When I first turned to take account of the sprawling landscape of Christian tradition which lay just behind me but of which I had never known, I had a certain sense of alarm, like discovering suddenly I was standing on the edge of a cliff. The shear size of the landscape spreading out over time and space and encompassing all sorts and conditions of people and places affected my soul, and it changed my whole perspective. And time and time again, I found, as I read about our Christian ancestors, that the center of their life in God and with each other was what I had grown up calling the Lord’s Supper, though it has more often throughout history been called the Eucharist (Thanksgiving).

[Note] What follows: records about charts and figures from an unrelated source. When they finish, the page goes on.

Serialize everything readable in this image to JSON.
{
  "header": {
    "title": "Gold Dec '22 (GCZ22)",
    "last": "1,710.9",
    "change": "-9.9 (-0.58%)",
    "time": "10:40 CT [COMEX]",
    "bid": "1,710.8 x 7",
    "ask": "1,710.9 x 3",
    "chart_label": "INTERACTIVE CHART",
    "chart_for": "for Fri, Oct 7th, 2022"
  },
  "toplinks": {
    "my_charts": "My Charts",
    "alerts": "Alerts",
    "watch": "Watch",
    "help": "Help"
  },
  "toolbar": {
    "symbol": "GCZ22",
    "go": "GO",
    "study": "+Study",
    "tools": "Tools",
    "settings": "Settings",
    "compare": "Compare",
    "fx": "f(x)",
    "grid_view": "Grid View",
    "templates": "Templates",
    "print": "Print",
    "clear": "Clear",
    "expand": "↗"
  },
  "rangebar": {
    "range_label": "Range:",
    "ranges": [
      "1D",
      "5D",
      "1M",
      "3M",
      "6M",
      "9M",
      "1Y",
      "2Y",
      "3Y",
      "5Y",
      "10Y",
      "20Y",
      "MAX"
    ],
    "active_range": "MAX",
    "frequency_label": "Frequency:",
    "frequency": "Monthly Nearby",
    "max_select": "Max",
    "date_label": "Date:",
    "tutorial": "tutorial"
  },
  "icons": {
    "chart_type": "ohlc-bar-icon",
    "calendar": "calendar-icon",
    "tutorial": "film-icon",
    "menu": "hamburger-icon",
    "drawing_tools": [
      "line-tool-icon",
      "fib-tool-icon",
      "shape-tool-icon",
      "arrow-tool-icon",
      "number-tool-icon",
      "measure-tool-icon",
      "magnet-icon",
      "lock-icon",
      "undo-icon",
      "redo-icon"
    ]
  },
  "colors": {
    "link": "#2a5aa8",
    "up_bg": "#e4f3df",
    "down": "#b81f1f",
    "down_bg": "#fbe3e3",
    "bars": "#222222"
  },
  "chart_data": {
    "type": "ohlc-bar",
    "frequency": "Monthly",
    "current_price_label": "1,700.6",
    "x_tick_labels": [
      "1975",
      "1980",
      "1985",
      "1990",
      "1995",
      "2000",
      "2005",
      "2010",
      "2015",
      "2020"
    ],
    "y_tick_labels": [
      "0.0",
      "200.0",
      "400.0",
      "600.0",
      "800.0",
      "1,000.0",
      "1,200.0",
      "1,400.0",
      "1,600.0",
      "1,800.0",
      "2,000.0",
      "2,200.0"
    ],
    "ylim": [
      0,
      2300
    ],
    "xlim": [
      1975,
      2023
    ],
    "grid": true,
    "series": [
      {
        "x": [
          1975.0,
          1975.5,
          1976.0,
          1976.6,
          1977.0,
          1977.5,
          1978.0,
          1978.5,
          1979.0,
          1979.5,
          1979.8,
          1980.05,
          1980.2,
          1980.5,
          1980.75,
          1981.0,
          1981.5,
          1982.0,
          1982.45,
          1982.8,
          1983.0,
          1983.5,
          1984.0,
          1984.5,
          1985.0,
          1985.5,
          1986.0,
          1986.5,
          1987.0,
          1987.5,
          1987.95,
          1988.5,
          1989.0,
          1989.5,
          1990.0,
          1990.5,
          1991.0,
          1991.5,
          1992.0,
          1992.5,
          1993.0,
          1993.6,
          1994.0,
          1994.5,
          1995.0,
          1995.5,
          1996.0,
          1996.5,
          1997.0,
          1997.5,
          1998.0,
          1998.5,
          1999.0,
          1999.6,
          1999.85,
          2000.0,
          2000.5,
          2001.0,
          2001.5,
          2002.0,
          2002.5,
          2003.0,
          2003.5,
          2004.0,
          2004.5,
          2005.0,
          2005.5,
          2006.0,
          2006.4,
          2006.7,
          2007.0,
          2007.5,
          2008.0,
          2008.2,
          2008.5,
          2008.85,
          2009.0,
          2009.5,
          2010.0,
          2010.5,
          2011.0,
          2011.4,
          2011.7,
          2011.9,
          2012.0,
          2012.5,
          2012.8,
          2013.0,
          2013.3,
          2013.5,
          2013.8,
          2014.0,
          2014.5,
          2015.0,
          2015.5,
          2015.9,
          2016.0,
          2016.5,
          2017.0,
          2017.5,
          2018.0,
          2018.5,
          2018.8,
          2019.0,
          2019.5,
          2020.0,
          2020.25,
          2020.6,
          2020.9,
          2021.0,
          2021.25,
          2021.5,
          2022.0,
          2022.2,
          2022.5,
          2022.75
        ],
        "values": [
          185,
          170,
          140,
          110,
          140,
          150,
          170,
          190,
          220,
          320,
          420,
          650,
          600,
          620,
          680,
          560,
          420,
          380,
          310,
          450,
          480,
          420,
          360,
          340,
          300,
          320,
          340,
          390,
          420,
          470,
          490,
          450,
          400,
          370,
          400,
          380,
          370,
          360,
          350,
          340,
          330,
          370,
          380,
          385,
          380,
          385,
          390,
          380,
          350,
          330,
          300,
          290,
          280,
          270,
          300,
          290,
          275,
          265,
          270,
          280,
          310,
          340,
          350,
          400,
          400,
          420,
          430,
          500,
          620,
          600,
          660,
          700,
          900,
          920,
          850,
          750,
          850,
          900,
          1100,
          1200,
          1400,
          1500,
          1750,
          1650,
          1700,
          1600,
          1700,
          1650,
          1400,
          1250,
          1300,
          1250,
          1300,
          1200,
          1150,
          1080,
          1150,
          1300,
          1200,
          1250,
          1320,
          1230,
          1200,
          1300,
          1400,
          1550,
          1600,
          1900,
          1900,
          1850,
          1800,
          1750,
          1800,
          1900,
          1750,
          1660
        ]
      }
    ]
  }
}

My initial skepticism and thoughts of superstitious rituals notwithstanding, I couldn’t deny the conviction and humility with which thinking people from the first to the twenty-first century wrote regarding the Eucharist. Dom Gregory Dix, writing in the twentieth century, wrote one of the best summaries I know to exist of what I had learned about this peculiar action in the life of the people of God:
Was ever another command so obeyed? For century after century, spreading slowly to every continent and country and among every race on earth, this action has been done, in every conceivable human circumstance, for every conceivable human need from infancy and before it to extreme old age and after it, from the pinnacle of earthly greatness to the refuge of fugitives in the caves and dens of the earth. Men have found no better thing than this to do for kings at their crowning and for criminals going to the scaffold; for armies in triumph or for a bride and bridegroom in a little country church; for the proclamation of a dogma or for a good crop of wheat; for the wisdom of the Parliament of a mighty nation or for a sick old woman afraid to die; for a schoolboy sitting an examination or for Columbus setting out to discover America; for the famine of whole provinces or for the soul of a dead lover; in thankfulness because my father did not die of pneumonia; for a village headman much tempted to return to fetich because the yams had failed; because the Turk was at the gates of Vienna; for the repentance of Margaret; for the settlement of a strike; for a son for a barren woman; for Captain so-and-so wounded and prisoner of war; while the lions roared in the nearby amphitheatre; on the beach at Dunkirk; while the hiss of scythes in the thick June grass came faintly through the windows of the church; tremulously, by an old monk on the fiftieth anniversary of his vows; furtively, by an exiled bishop who had hewn timber all day in a prison camp near Murmansk; gorgeously, for the canonisation of S. Joan of Arc—one could fill many pages with the reasons why men have done this, and not tell a hundredth part of them. And best of all, week by week and month by month, on a hundred thousand successive Sundays, faithfully, unfailingly, across all the parishes of Christendom, the pastors have done this just to make the plebs sancta Dei—the holy common people of God.
I can think of no more magnificent aspiration than to become squarely one of the holy common people of God.